Vejamos. Os regimes ditatoriais estão a ganhar terreno e estão, cada vez mais afirmativamente e de várias formas distintas a alargar o seu domínio ou prevalência sobre várias regiões geográficas do planeta. A China, com a sua ascensão cada vez menos silenciosa, já não se coíbe de reprimir fortemente as manifestações pró-democrátricas em Hong Kong, ou de vocalizar as suas intenções em relação a Taiwan, ao mesmo tempo que desenvolve uma estratégia de controlo económico de grande parte do continente africano, e até, sejamos claros, de alguns estados europeus, com compras selectivas de empresas de sectores estratégicos em vário países da União Europeia, incluindo Portugal. A Rússia afirma cada vez mais a sua influência na região euro-asiática, não se coibindo, de enviar tropas para o Cazaquistão para ajudar a reprimir manifestações contra o governo de Tokaiev, qual repetição do Pacto de Varsóvia, tudo isto ao mesmo tempo que tem preparada e pronta a iniciar-se uma nova incursão em território Ucraniano, tudo isto sem esquecer o que se tem passado no último ano na Bielorrússia, sempre com a conivência e apoio de Putin. Mas não são só a China e a Rússia. Maduro continua no poder numa depauperada e errante Venezuela e Erdogan continua o seu processo de radicalização da Turquia, já para não falar dos estados do médio-oriente, com maior ou menor suporte ocidental ou oriental (qual tabuleiro da guerra fria), que são estados ditatoriais com violações gravíssimas dos direitos humanos e civis. Resumindo, os maus vão fazendo o seu caminho, caminho este muitas vezes pavimentado pelo sucesso económico, como é o caso da China, ou pela detenção de recursos energéticos naturais, como é o caso de todos os outros.
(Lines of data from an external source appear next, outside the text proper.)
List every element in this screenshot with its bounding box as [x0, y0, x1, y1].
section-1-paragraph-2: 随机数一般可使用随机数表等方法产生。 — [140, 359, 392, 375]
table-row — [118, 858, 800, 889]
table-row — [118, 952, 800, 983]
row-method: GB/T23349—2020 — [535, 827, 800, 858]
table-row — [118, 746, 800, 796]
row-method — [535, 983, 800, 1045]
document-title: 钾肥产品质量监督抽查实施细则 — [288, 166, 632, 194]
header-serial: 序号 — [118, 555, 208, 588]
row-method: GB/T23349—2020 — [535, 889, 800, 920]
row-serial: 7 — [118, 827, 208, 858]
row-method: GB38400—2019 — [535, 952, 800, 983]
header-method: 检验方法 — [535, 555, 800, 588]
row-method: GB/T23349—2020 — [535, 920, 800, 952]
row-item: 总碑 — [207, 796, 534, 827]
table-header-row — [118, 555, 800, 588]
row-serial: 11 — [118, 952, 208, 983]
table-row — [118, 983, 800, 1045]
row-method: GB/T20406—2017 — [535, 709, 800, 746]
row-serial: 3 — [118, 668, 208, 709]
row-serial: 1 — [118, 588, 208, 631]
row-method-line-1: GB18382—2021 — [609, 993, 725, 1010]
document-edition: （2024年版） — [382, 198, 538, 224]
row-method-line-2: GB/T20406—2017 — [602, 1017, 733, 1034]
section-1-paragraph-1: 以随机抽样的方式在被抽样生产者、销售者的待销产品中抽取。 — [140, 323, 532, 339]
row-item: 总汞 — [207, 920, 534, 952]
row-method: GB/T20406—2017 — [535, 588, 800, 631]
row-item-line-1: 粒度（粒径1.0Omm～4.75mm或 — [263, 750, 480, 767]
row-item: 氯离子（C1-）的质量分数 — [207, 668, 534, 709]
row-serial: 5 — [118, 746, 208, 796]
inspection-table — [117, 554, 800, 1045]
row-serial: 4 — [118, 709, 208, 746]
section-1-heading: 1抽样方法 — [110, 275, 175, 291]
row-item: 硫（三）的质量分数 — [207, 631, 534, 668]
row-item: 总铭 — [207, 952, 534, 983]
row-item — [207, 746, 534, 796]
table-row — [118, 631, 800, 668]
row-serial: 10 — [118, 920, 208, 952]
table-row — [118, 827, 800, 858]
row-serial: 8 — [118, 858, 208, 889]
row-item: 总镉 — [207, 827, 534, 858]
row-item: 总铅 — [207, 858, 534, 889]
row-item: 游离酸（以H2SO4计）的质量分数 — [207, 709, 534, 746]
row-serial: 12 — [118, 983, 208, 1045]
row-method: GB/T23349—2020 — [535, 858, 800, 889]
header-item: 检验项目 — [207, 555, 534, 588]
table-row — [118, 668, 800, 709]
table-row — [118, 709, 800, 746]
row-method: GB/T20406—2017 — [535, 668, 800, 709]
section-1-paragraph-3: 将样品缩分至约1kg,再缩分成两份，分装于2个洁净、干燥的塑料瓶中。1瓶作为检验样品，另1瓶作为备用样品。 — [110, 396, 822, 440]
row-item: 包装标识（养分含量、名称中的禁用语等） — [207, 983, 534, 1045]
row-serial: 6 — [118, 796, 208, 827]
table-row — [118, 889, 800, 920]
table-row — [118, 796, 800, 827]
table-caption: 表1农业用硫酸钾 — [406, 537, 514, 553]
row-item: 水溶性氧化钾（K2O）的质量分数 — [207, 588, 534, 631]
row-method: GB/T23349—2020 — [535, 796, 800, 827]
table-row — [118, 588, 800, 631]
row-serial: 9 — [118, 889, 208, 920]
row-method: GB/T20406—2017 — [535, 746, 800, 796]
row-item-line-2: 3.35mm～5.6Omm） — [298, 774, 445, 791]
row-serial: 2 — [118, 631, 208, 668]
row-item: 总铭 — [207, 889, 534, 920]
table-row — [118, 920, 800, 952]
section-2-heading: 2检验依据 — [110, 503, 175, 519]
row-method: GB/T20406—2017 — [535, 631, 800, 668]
Como pode o Ocidente Liberal resistir a estes avanços, numa altura em que temos já exemplos de países na orla liberal que estão a ceder à tentação, tais como a Hungria ou a Polónia?

A resposta a esta questão é relativamente simples, embora a solução para o problema seja extremamente complexa. O ocidente liberal só vai conseguir fazer prevalecer o seu modelo se for capaz de manter com os seus cidadãos o pacto social não escrito que vigorou no pós-2.ª Guerra Mundial, assente numa sociedade cada vez mais igualitária, num modelo social inclusivo e que permita resgatar aqueles que caem nas falhas da sociedade e numa sociedade justa e humanista. Ora e aqui reside o grande problema. O Ocidente não tem sido capaz de honrar esse compromisso com os seus cidadãos. Os números dizem-nos que estamos a construir sociedades cada vez mais desigual, com a riqueza a ser gerada a ser cada vez mais acumulada por poucos, ao mesmo tempo que cada vez mais se vêm com condições de vida mais difíceis. Contrariamente às teses económicas mais liberais, o problema não está na geração de riqueza, ela continua a ser gerada, embora com crises mais ou menos normais nos ciclos económicos, o problema está na sua distribuição e redistribuição, que é, efectivamente, o factor de estabilidade das sociedades. Sociedades mais desiguais têm tendência a procurar profetas populistas que lhes garantam soluções simples para problemas complexos, mesmo que não as tenham.

Em resumo, caro leitor, a capacidade de manutenção do liberalismo ocidental não depende só da vontade de lideranças temporárias, depende sim da capacidade de os estados e as instituições honrarem o pacto social com as populações, da melhoria da qualidade de vida da sociedade e da capacidade de geração de uma sociedade cada vez mais próspera mas também igualitária.